Алевтина, хрипя, схватилась за горло, в которое впились шипы, и стала плеваться кровью. А трое наверху тем временем подтаскивали ее к себе. Когда Свинячева оказалась прямо под балконом, он стали поднимать ее вверх. Старуха фыркала, захлебывалась, пытаясь снять петлю, но у нее, кончено же, ничего не получалось.
Под балкон к ней подбежал Голубцов, который кричал:
– Алевтина!!! Алевтина!!! Нет!!! – он орал и плакал, в то время как его заливали потоки крови, стекающие с нее.
Свинячева, вцепившись в проволоку, дрыгала ногами, но мутанты поднимали ее все выше. Почти дотянули ее до балкона, но чуть-чуть не хватило – низ перевесил и истерзанная шея старухи обломилась. Ее голова и тело упали на пол по отдельности, и Голубцов, увидев это, заорал, упав на колени.
Потом он поднял глаза на мутантов, стиснув зубы, но страх все-таки пересилил – Николай поднялся и, поскальзываясь на лужах крови и прикрывая голову, побежал из зала.
Пукалова тоже спасалась бегством – она выбежала на улицу гораздо раньше и теперь неслась меж деревьев. Бежала она не очень быстро и осторожно, но ей все равно не повезло – одна из ловушек Кроу сработала, и ее подбросило вверх, закрутив. В это время Лилит, преследовавшая старуху, выстрелила из арбалета, и ее стрела попала Пукаловой прямо в лодыжку, в результате прибив ее к дереву вверх ногами на высоте трех метров.

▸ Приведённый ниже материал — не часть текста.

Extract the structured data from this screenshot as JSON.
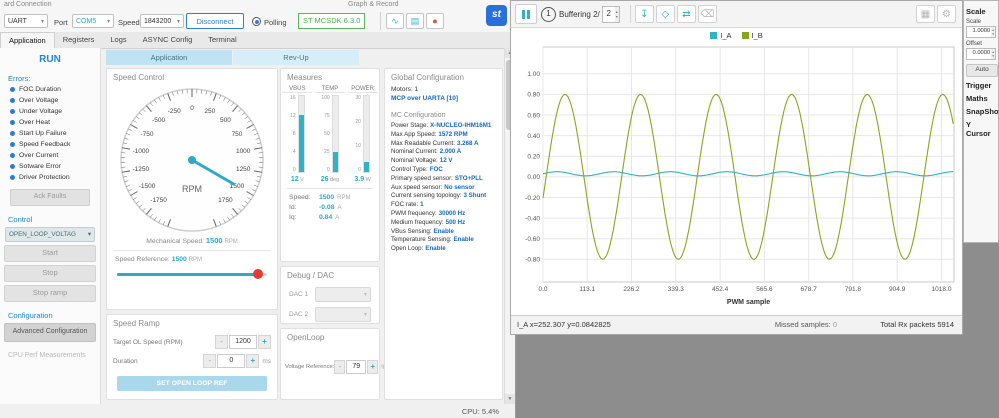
{
  "window": {
    "cpu_label": "CPU: 5.4%"
  },
  "icons": {
    "caret": "▾",
    "minus": "-",
    "plus": "+",
    "record": "●",
    "graph": "∿",
    "table": "▤",
    "download": "↧",
    "marker": "◇",
    "swap": "⇄",
    "erase": "⌫",
    "grid": "▦",
    "gear": "⚙",
    "spin_up": "▴",
    "spin_down": "▾",
    "scroll_up": "▲",
    "scroll_down": "▼",
    "logo": "st"
  },
  "toolbar": {
    "group1_label": "ard Connection",
    "group2_label": "Graph & Record",
    "uart": "UART",
    "port_label": "Port",
    "port": "COM5",
    "speed_label": "Speed",
    "baud": "1843200",
    "disconnect": "Disconnect",
    "polling": "Polling",
    "sdk": "ST MCSDK 6.3.0"
  },
  "tabs": {
    "items": [
      "Application",
      "Registers",
      "Logs",
      "ASYNC Config",
      "Terminal"
    ],
    "active": "Application"
  },
  "sidebar": {
    "state": "RUN",
    "errors_label": "Errors:",
    "errors": [
      "FOC Duration",
      "Over Voltage",
      "Under Voltage",
      "Over Heat",
      "Start Up Failure",
      "Speed Feedback",
      "Over Current",
      "Sotware Error",
      "Driver Protection"
    ],
    "ack": "Ack Faults",
    "control_label": "Control",
    "control_mode": "OPEN_LOOP_VOLTAG",
    "buttons": [
      "Start",
      "Stop",
      "Stop ramp"
    ],
    "config_label": "Configuration",
    "adv_config": "Advanced Configuration",
    "cpu_perf": "CPU Perf Measurements"
  },
  "content_tabs": {
    "tab1": "Application",
    "tab2": "Rev-Up"
  },
  "speed_control": {
    "title": "Speed Control",
    "gauge": {
      "min": -2000,
      "max": 2000,
      "step": 250,
      "minor_step": 50,
      "value": 1500,
      "unit": "RPM",
      "sweep_deg": 320
    },
    "mech_label": "Mechanical Speed:",
    "mech_value": "1500",
    "mech_unit": "RPM",
    "ref_label": "Speed Reference:",
    "ref_value": "1500",
    "ref_unit": "RPM"
  },
  "speed_ramp": {
    "title": "Speed Ramp",
    "target_label": "Target OL Speed (RPM)",
    "target_value": "1200",
    "duration_label": "Duration",
    "duration_value": "0",
    "duration_unit": "ms",
    "set_button": "SET OPEN LOOP REF"
  },
  "measures": {
    "title": "Measures",
    "gauges": [
      {
        "name": "VBUS",
        "ticks": [
          "16",
          "12",
          "8",
          "4",
          "0"
        ],
        "value": "12",
        "unit": "V",
        "fill": 0.75
      },
      {
        "name": "TEMP",
        "ticks": [
          "100",
          "75",
          "50",
          "25",
          "0"
        ],
        "value": "26",
        "unit": "deg",
        "fill": 0.26
      },
      {
        "name": "POWER",
        "ticks": [
          "30",
          "20",
          "10",
          "0"
        ],
        "value": "3.9",
        "unit": "W",
        "fill": 0.13
      }
    ],
    "speed_label": "Speed:",
    "speed_value": "1500",
    "speed_unit": "RPM",
    "id_label": "Id:",
    "id_value": "-0.08",
    "id_unit": "A",
    "iq_label": "Iq:",
    "iq_value": "0.84",
    "iq_unit": "A"
  },
  "debug_dac": {
    "title": "Debug / DAC",
    "dac1": "DAC 1",
    "dac2": "DAC 2"
  },
  "openloop": {
    "title": "OpenLoop",
    "label": "Voltage Reference:",
    "value": "79",
    "unit": "%"
  },
  "global_config": {
    "title": "Global Configuration",
    "motors": "Motors: 1",
    "mcp": "MCP over UARTA [10]",
    "subtitle": "MC Configuration",
    "items": [
      {
        "label": "Power Stage:",
        "value": "X-NUCLEO-IHM16M1"
      },
      {
        "label": "Max App Speed:",
        "value": "1572 RPM"
      },
      {
        "label": "Max Readable Current:",
        "value": "3.268 A"
      },
      {
        "label": "Nominal Current:",
        "value": "2.000 A"
      },
      {
        "label": "Nominal Voltage:",
        "value": "12 V"
      },
      {
        "label": "Control Type:",
        "value": "FOC"
      },
      {
        "label": "Primary speed sensor:",
        "value": "STO+PLL"
      },
      {
        "label": "Aux speed sensor:",
        "value": "No sensor"
      },
      {
        "label": "Current sensing topology:",
        "value": "3 Shunt"
      },
      {
        "label": "FOC rate:",
        "value": "1"
      },
      {
        "label": "PWM frequency:",
        "value": "30000 Hz"
      },
      {
        "label": "Medium frequency:",
        "value": "500 Hz"
      },
      {
        "label": "VBus Sensing:",
        "value": "Enable"
      },
      {
        "label": "Temperature Sensing:",
        "value": "Enable"
      },
      {
        "label": "Open Loop:",
        "value": "Enable"
      }
    ]
  },
  "scope": {
    "badge": "1",
    "buffering_label": "Buffering 2/",
    "buffer_count": "2",
    "status_cursor": "I_A x=252.307 y=0.0842825",
    "missed_label": "Missed samples:",
    "missed_value": "0",
    "rx_label": "Total Rx packets",
    "rx_value": "5914",
    "side": {
      "scale_header": "Scale",
      "scale_label": "Scale",
      "scale_value": "1.0000",
      "offset_label": "Offset",
      "offset_value": "0.0000",
      "auto": "Auto",
      "trigger": "Trigger",
      "maths": "Maths",
      "snapshot": "SnapShot",
      "ycursor": "Y Cursor"
    }
  },
  "chart_data": {
    "type": "line",
    "title": "",
    "xlabel": "PWM sample",
    "ylabel": "",
    "xlim": [
      0,
      1050
    ],
    "ylim": [
      -1.02,
      1.26
    ],
    "x_ticks": [
      0.0,
      113.1,
      226.2,
      339.3,
      452.4,
      565.6,
      678.7,
      791.8,
      904.9,
      1018.0
    ],
    "y_ticks": [
      1.0,
      0.8,
      0.6,
      0.4,
      0.2,
      0.0,
      -0.2,
      -0.4,
      -0.6,
      -0.8
    ],
    "grid": true,
    "legend_position": "top",
    "legend": [
      {
        "name": "I_A",
        "color": "#2fb4c7"
      },
      {
        "name": "I_B",
        "color": "#8aa61c"
      }
    ],
    "series": [
      {
        "name": "I_A",
        "color": "#2fb4c7",
        "type": "flat",
        "mean": 0.03,
        "ripple": 0.02
      },
      {
        "name": "I_B",
        "color": "#8aa61c",
        "type": "sine",
        "amplitude": 0.8,
        "period": 193,
        "phase": 8
      }
    ]
  }
}
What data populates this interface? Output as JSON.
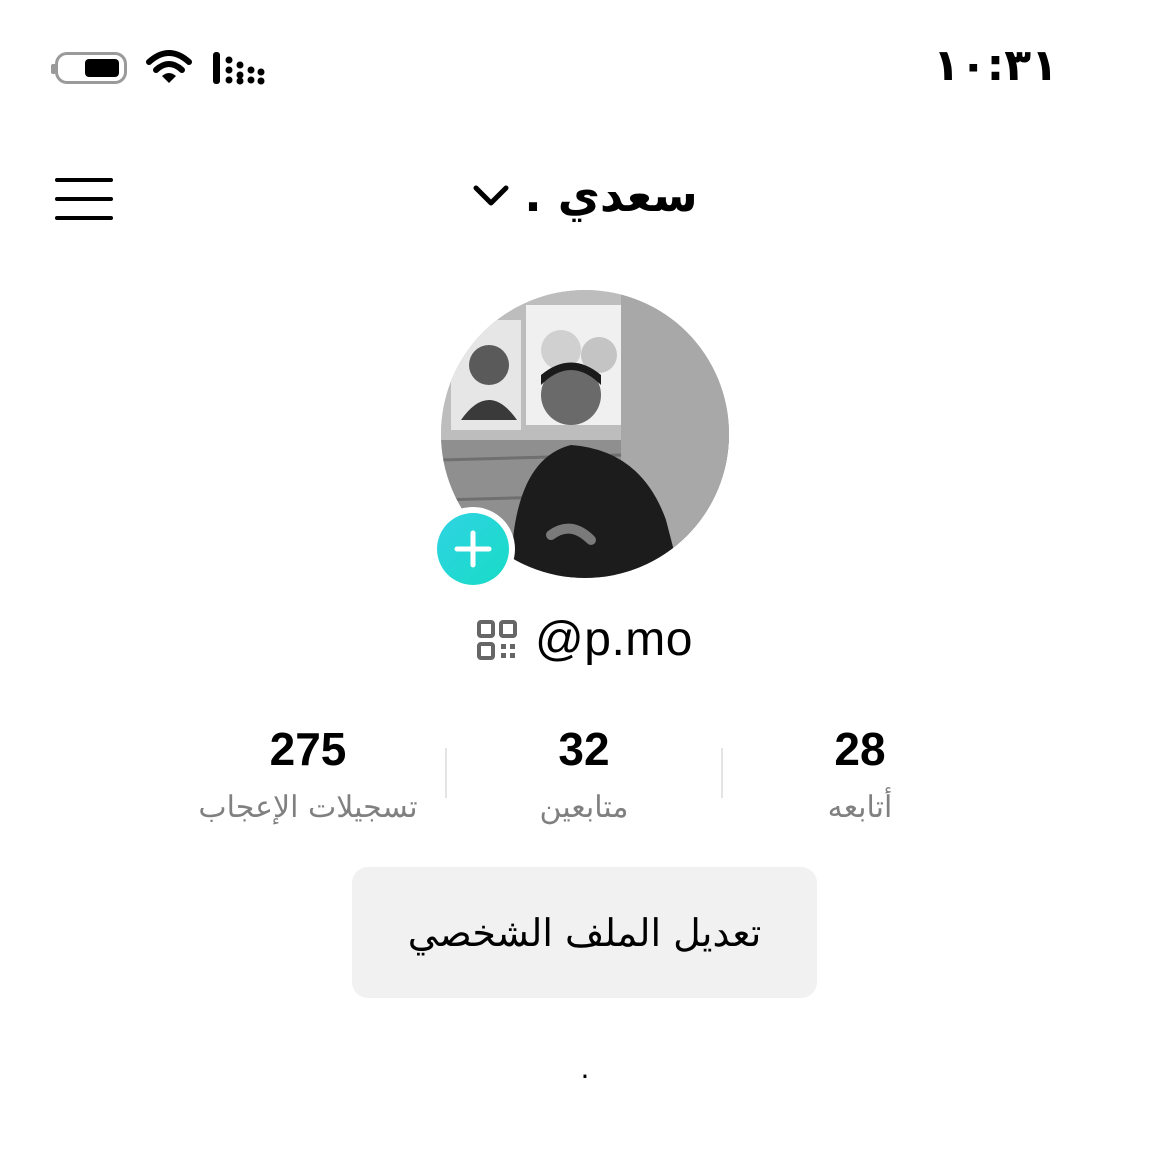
{
  "status_bar": {
    "time": "١٠:٣١",
    "battery_icon": "battery-icon",
    "wifi_icon": "wifi-icon",
    "signal_icon": "cellular-signal-icon"
  },
  "header": {
    "title": "سعدي .",
    "menu_icon": "hamburger-menu-icon",
    "dropdown_icon": "chevron-down-icon"
  },
  "profile": {
    "avatar": "profile-photo",
    "add_icon": "plus-icon",
    "qr_icon": "qr-code-icon",
    "handle": "@p.mo",
    "bio": "."
  },
  "stats": [
    {
      "value": "28",
      "label": "أتابعه"
    },
    {
      "value": "32",
      "label": "متابعين"
    },
    {
      "value": "275",
      "label": "تسجيلات الإعجاب"
    }
  ],
  "actions": {
    "edit_profile": "تعديل الملف الشخصي"
  },
  "colors": {
    "accent": "#20D5EC",
    "button_bg": "#F1F1F1",
    "label_gray": "#808080"
  }
}
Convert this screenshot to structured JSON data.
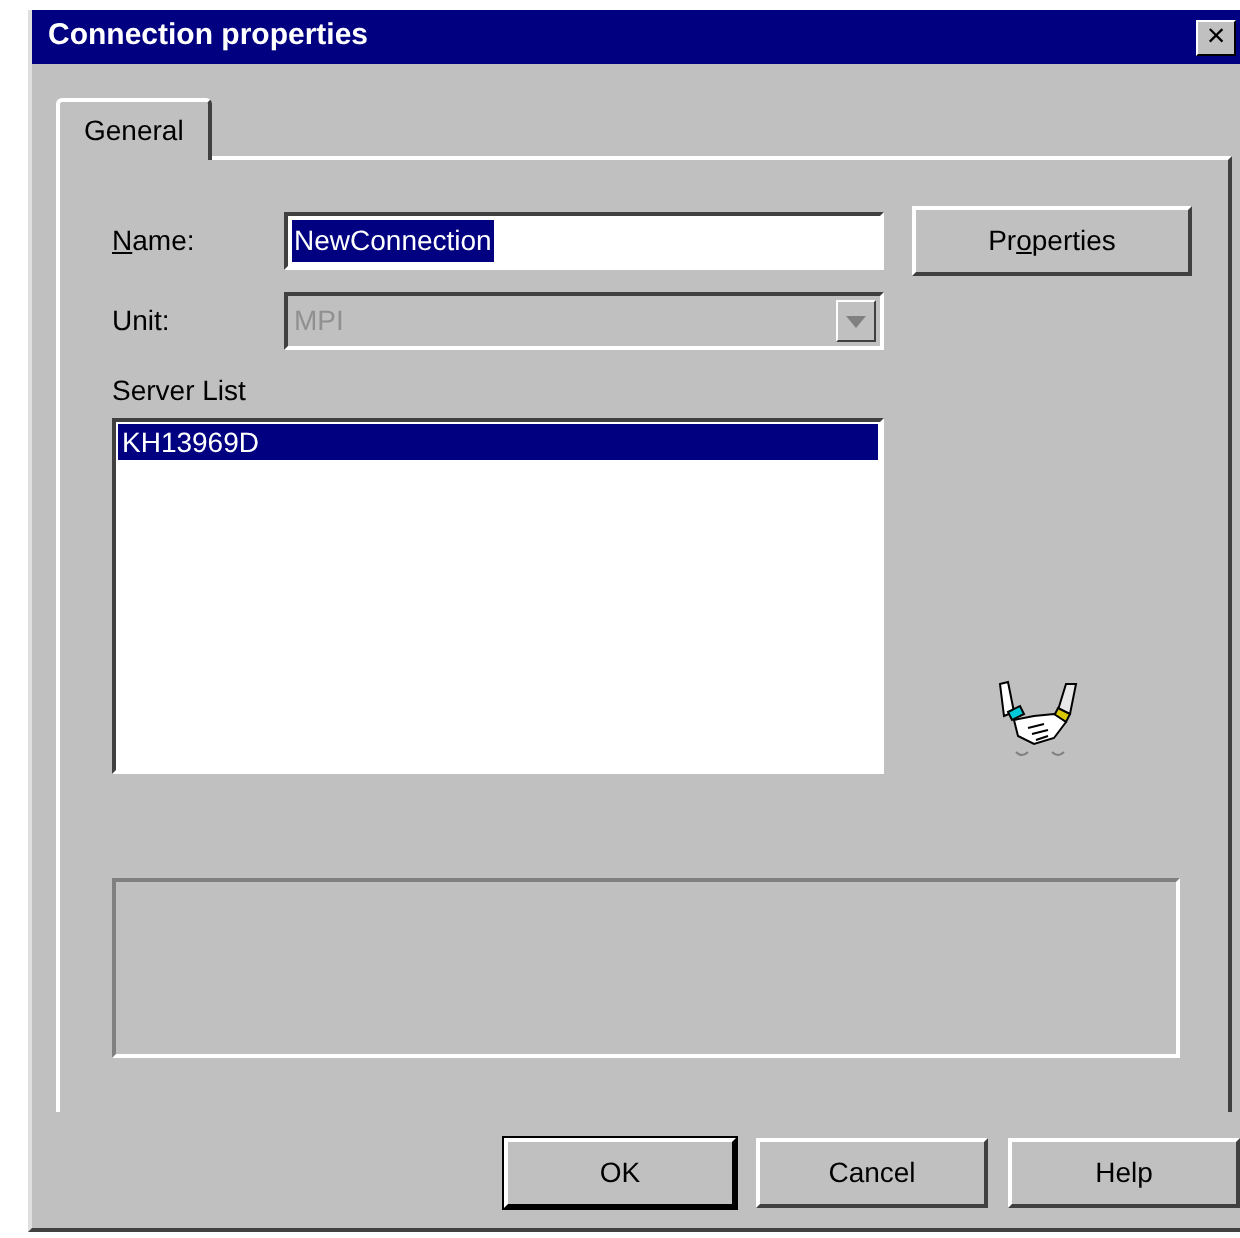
{
  "window": {
    "title": "Connection properties",
    "close": "×"
  },
  "tabs": [
    {
      "label": "General",
      "selected": true
    }
  ],
  "name_field": {
    "label": [
      {
        "text": "N",
        "underlined": true
      },
      {
        "text": "ame:",
        "underlined": false
      }
    ],
    "value": "NewConnection",
    "text_selected": true
  },
  "properties_button": {
    "label": [
      {
        "text": "Pr",
        "underlined": false
      },
      {
        "text": "o",
        "underlined": true
      },
      {
        "text": "perties",
        "underlined": false
      }
    ]
  },
  "unit_field": {
    "label": "Unit:",
    "value": "MPI",
    "disabled": true
  },
  "server_list": {
    "label": "Server List",
    "items": [
      {
        "label": "KH13969D",
        "selected": true
      }
    ]
  },
  "buttons": [
    {
      "label": "OK",
      "default": true
    },
    {
      "label": "Cancel",
      "default": false
    },
    {
      "label": "Help",
      "default": false
    }
  ]
}
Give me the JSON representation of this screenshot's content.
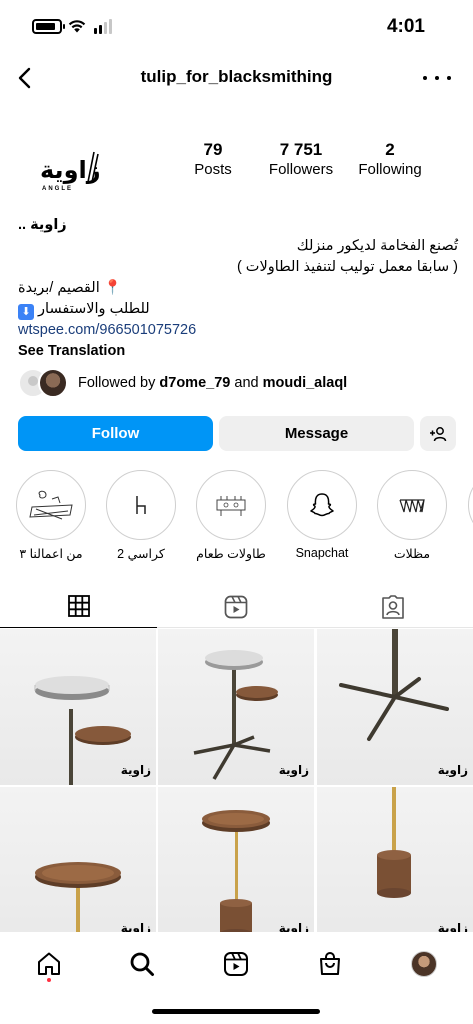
{
  "status_bar": {
    "time": "4:01",
    "battery_level": 0.85
  },
  "nav": {
    "username": "tulip_for_blacksmithing"
  },
  "profile": {
    "logo_text": "زاوية",
    "logo_subtext": "ANGLE",
    "stats": [
      {
        "value": "79",
        "label": "Posts"
      },
      {
        "value": "7 751",
        "label": "Followers"
      },
      {
        "value": "2",
        "label": "Following"
      }
    ]
  },
  "bio": {
    "name": "زاوية ..",
    "line1": "تُصنع الفخامة لديكور منزلك",
    "line2": "( سابقا معمل توليب لتنفيذ الطاولات )",
    "line3": "القصيم /بريدة",
    "line4": "للطلب والاستفسار",
    "link": "wtspee.com/966501075726",
    "see_translation": "See Translation"
  },
  "followed_by": {
    "prefix": "Followed by",
    "user1": "d7ome_79",
    "and": "and",
    "user2": "moudi_alaql"
  },
  "buttons": {
    "follow": "Follow",
    "message": "Message"
  },
  "highlights": [
    {
      "label": "من اعمالنا ٣",
      "icon": "sketch-icon"
    },
    {
      "label": "كراسي 2",
      "icon": "chair-icon"
    },
    {
      "label": "طاولات طعام",
      "icon": "dining-table-icon"
    },
    {
      "label": "Snapchat",
      "icon": "snapchat-ghost-icon"
    },
    {
      "label": "مظلات",
      "icon": "shade-structure-icon"
    }
  ],
  "tabs": [
    "grid-icon",
    "reels-icon",
    "tagged-icon"
  ],
  "grid_watermark": "زاوية",
  "bottom_nav": [
    "home-icon",
    "search-icon",
    "reels-icon",
    "shop-icon",
    "profile-avatar"
  ],
  "colors": {
    "accent": "#0095f6",
    "link": "#1a3d7a",
    "notification_dot": "#ff3040"
  }
}
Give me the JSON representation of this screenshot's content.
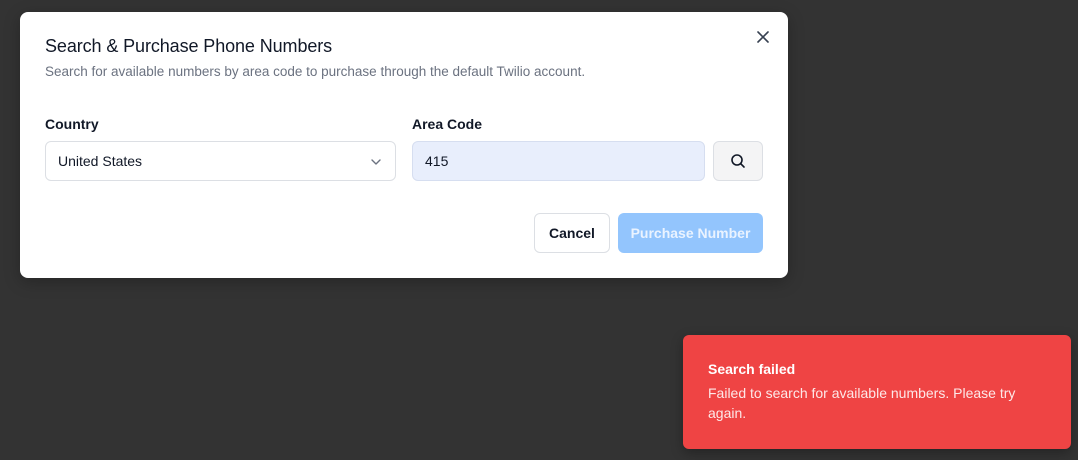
{
  "dialog": {
    "title": "Search & Purchase Phone Numbers",
    "description": "Search for available numbers by area code to purchase through the default Twilio account.",
    "close_icon": "close-icon"
  },
  "form": {
    "country_label": "Country",
    "country_value": "United States",
    "area_code_label": "Area Code",
    "area_code_value": "415",
    "search_icon": "search-icon"
  },
  "actions": {
    "cancel_label": "Cancel",
    "purchase_label": "Purchase Number",
    "purchase_disabled": true
  },
  "toast": {
    "title": "Search failed",
    "message": "Failed to search for available numbers. Please try again.",
    "variant": "destructive"
  },
  "colors": {
    "backdrop": "#333333",
    "toast_bg": "#ef4444",
    "purchase_disabled_bg": "#93c5fd",
    "area_input_bg": "#e8eefc"
  }
}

Лилит приблизилась к раненой старухе, которая вместо пощады стала поливать ее ругательствами, вися вниз головой. Механической девушке не понравилось, что ее называют шалопендрой и профурсеткой, и ее оголенные зубы сжались. Лилит подняла арбалет и выпустила несколько стрел – все они попали в тело Пукаловой, а последняя размозжила старухе череп.
– Хорошо стреляешь! – произнес подошедший сзади Кроу и положил руку девушке на плечо.
В это время последний из стариков – Голубцов – выбежал из здания санатория и, порыскав глазами по округе, увидел возле пристройки старый мотоцикл. Николай бросился к нему, запрыгнул и нажал на педаль. В юности он часто гонял на них – особенно по ночам, тарахтя на весь район и окутывая все едким дымом.
Мотоцикл завелся, хоть и не сразу, и затарахтел. Голубцов сорвался с места и погнал по дороге, по которой они сюда ехали. Его подбрасывало по кочкам, а зад сильно бился об твердое седло, но Николай, стиснув зубы, терпел. Отъехав от зловещего здания на несколько сотен метров, он с облегчением откинул голову назад и, улыбнувшись, вздохнул.
– Фух… – но даже не успел до конца выдохнуть, как его голова слетела с плеч и покатилась по земле. Мотоцикл, замедлившись, влетел прямо в дерево, и безголовое тело Голубцова свалилось с него.
Стоявшие сзади возле натянутой окровавленной проволоки Рэвейдж и Арлекин покачали головами. После чего клоун, ухмыльнувшись, подобрал голову Голубцова, насадил ее на штырь трактора, а затем забрался в кабину, где за рулем уже сидел Рэвейдж.
Тот взглянул на него, сверкнув своими рубиновыми глазами, и надавил на педаль – оба мутанта направились к дому каннибалов.